Les plus-values immobilières réalisées à l'étranger sont-elles imposées en France ?
Oui, pour un résident fiscal français. Les plus-values réalisées lors de la vente d'un bien immobilier étranger sont soumises au régime français des plus-values immobilières si la convention fiscale applicable attribue le droit d'imposition à la France ou prévoit un crédit d'impôt. Le taux est de 19 % pour un non-résident de l'EEE, plus 7,5 % de prélèvement de solidarité, soit 26,5 % au total. Des abattements pour durée de détention s'appliquent : exonération totale après 22 ans de détention pour l'impôt sur le revenu, après 30 ans pour les prélèvements sociaux.

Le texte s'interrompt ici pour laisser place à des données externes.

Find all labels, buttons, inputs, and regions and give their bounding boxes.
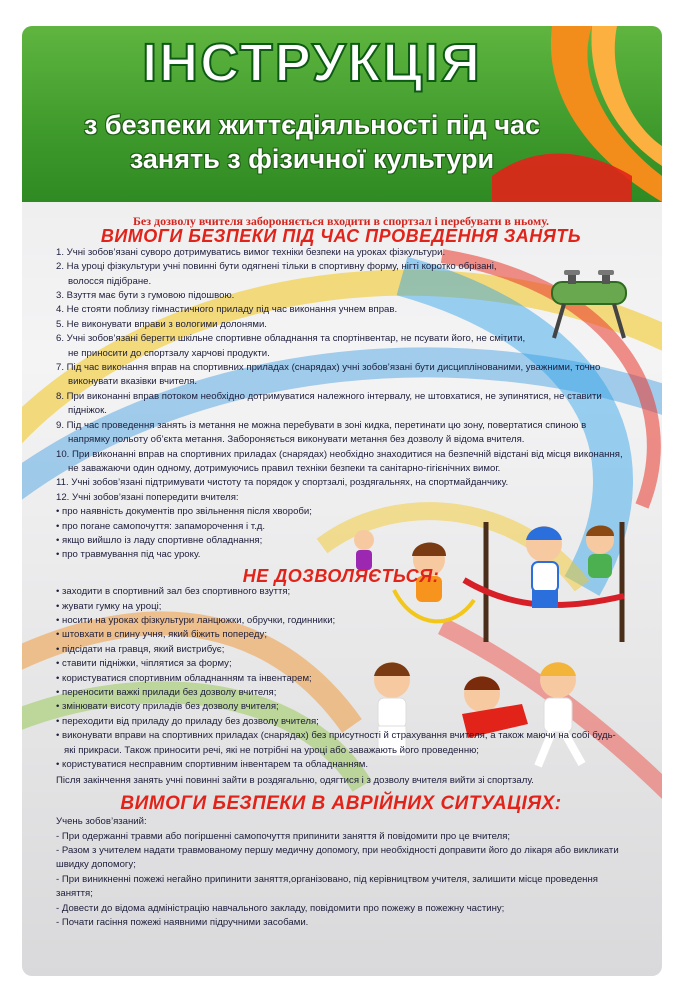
list-item: • заходити в спортивний зал без спортивного взуття; <box>56 586 291 598</box>
emergency-list <box>56 830 626 931</box>
list-item: - Довести до відома адміністрацію навчального закладу, повідомити про пожежу в пожежну частину; <box>56 902 505 914</box>
list-item: • змінювати висоту приладів без дозволу вчителя; <box>56 701 279 713</box>
list-item: • виконувати вправи на спортивних приладах (снарядах) без присутності й страхування вчителя, а також маючи на собі будь-які прикраси. Також приносити речі, які не потрібні на уроці або заважають його проведенню; <box>56 730 616 756</box>
list-item: • якщо вийшло із ладу спортивне обладнання; <box>56 534 263 546</box>
notify-teacher-list <box>56 505 626 563</box>
forbidden-list <box>56 585 626 772</box>
list-item: • штовхати в спину учня, який біжить попереду; <box>56 629 267 641</box>
entry-warning: Без дозволу вчителя забороняється входити в спортзал і перебувати в ньому. <box>132 214 550 228</box>
list-item: - При виникненні пожежі негайно припинити заняття,організовано, під керівництвом учителя, залишити місце проведення заняття; <box>56 873 598 900</box>
page-title: ІНСТРУКЦІЯ <box>142 33 482 93</box>
list-item: • ставити підніжки, чіплятися за форму; <box>56 658 232 670</box>
after-class-note: Після закінчення занять учні повинні зайти в роздягальню, одягтися і з дозволу вчителя вийти зі спортзалу. <box>56 775 534 787</box>
list-item: • користуватися спортивним обладнанням та інвентарем; <box>56 672 312 684</box>
page-subtitle <box>72 108 552 176</box>
list-item: 1. Учні зобов’язані суворо дотримуватись вимог техніки безпеки на уроках фізкультури. <box>56 246 446 258</box>
list-item: - При одержанні травми або погіршенні самопочуття припинити заняття й повідомити про це вчителя; <box>56 830 511 842</box>
list-item: 11. Учні зобов’язані підтримувати чистоту та порядок у спортзалі, роздягальнях, на спортмайданчику. <box>56 477 509 489</box>
requirements-list <box>56 246 626 505</box>
list-item: • про наявність документів про звільнення після хвороби; <box>56 506 312 518</box>
list-item: 9. Під час проведення занять із метання не можна перебувати в зоні кидка, перетинати цю зону, повертатися спиною в напрямку польоту об’єкта метання. Забороняється виконувати метання без дозволу й відома вчителя. <box>56 419 587 446</box>
list-item: • жувати гумку на уроці; <box>56 600 162 612</box>
list-item: • носити на уроках фізкультури ланцюжки, обручки, годинники; <box>56 614 336 626</box>
list-item: 8. При виконанні вправ потоком необхідно дотримуватися належного інтервалу, не штовхатися, не зупинятися, не ставити підніжок. <box>56 390 602 417</box>
list-item: - Почати гасіння пожежі наявними підручними засобами. <box>56 917 309 929</box>
instruction-content <box>56 214 626 931</box>
list-item: • про погане самопочуття: запаморочення і т.д. <box>56 520 266 532</box>
list-item: 3. Взуття має бути з гумовою підошвою. <box>56 290 235 302</box>
forbidden-title: НЕ ДОЗВОЛЯЄТЬСЯ: <box>242 565 440 586</box>
list-item: • про травмування під час уроку. <box>56 549 201 561</box>
list-item: 10. При виконанні вправ на спортивних приладах (снарядах) необхідно знаходитися на безпечній відстані від місця виконання, не заважаючи один одному, дотримуючись правил техніки безпеки та санітарно-гігієнічних вимог. <box>56 448 623 474</box>
list-item: • переходити від приладу до приладу без дозволу вчителя; <box>56 715 319 727</box>
list-item: 5. Не виконувати вправи з вологими долонями. <box>56 318 267 330</box>
list-item: 2. На уроці фізкультури учні повинні бути одягнені тільки в спортивну форму, нігті коротко обрізані, волосся підібране. <box>56 261 497 287</box>
header-banner <box>22 26 662 202</box>
list-item: • підсідати на гравця, який вистрибує; <box>56 643 225 655</box>
emergency-title: ВИМОГИ БЕЗПЕКИ В АВРІЙНИХ СИТУАЦІЯХ: <box>120 792 562 814</box>
list-item: 6. Учні зобов’язані берегти шкільне спортивне обладнання та спортінвентар, не псувати його, не смітити, не приносити до спортзалу харчові продукти. <box>56 333 526 359</box>
list-item: - Разом з учителем надати травмованому першу медичну допомогу, при необхідності доправити його до лікаря або викликати швидку допомогу; <box>56 845 619 871</box>
subtitle-line: занять з фізичної культури <box>129 144 495 174</box>
list-item: • користуватися несправним спортивним інвентарем та обладнанням. <box>56 759 369 771</box>
subtitle-line: з безпеки життєдіяльності під час <box>83 110 541 140</box>
list-item: 7. Під час виконання вправ на спортивних приладах (снарядах) учні зобов’язані бути дисциплінованими, уважними, точно виконувати вказівки вчителя. <box>56 362 601 388</box>
list-item: 12. Учні зобов’язані попередити вчителя: <box>56 491 239 503</box>
list-item: • переносити важкі прилади без дозволу вчителя; <box>56 687 277 698</box>
list-item: 4. Не стояти поблизу гімнастичного приладу під час виконання учнем вправ. <box>56 304 398 316</box>
requirements-title: ВИМОГИ БЕЗПЕКИ ПІД ЧАС ПРОВЕДЕННЯ ЗАНЯТЬ <box>100 226 582 247</box>
emergency-intro: Учень зобов’язаний: <box>56 816 147 828</box>
poster <box>22 26 662 976</box>
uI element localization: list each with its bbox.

Peut-on déduire les intérêts d'emprunt sur un prêt finançant un bien immobilier étranger ?
La déductibilité des intérêts d'emprunt dépend du régime fiscal applicable aux revenus générés par le bien. En France, les intérêts sont déductibles des revenus fonciers si le bien génère des revenus imposables en France. Pour un bien dont les revenus sont imposés à l'étranger, la déductibilité des intérêts en France est plus complexe et dépend des modalités de la convention fiscale applicable. Consultez un conseiller fiscal avant de structurer votre financement pour optimiser la déductibilité.
Quelle assurance pour un bien immobilier situé à l'étranger ?
L'assurance habitation n'est pas universellement obligatoire pour les propriétaires, mais elle est fortement recommandée et parfois imposée localement. En Espagne, l'assurance incendie est obligatoire pour les propriétaires. En France, le propriétaire non occupant (PNO) est fortement conseillé même si le bien est à l'étranger. Pour un bien loué à l'étranger, souscrivez au minimum une assurance couvrant la responsabilité civile, les dégâts des eaux, l'incendie et le recours des voisins. Les compagnies d'assurance françaises ne couvrent généralement pas les biens situés hors de France : passez par un assureur local ou un courtier international.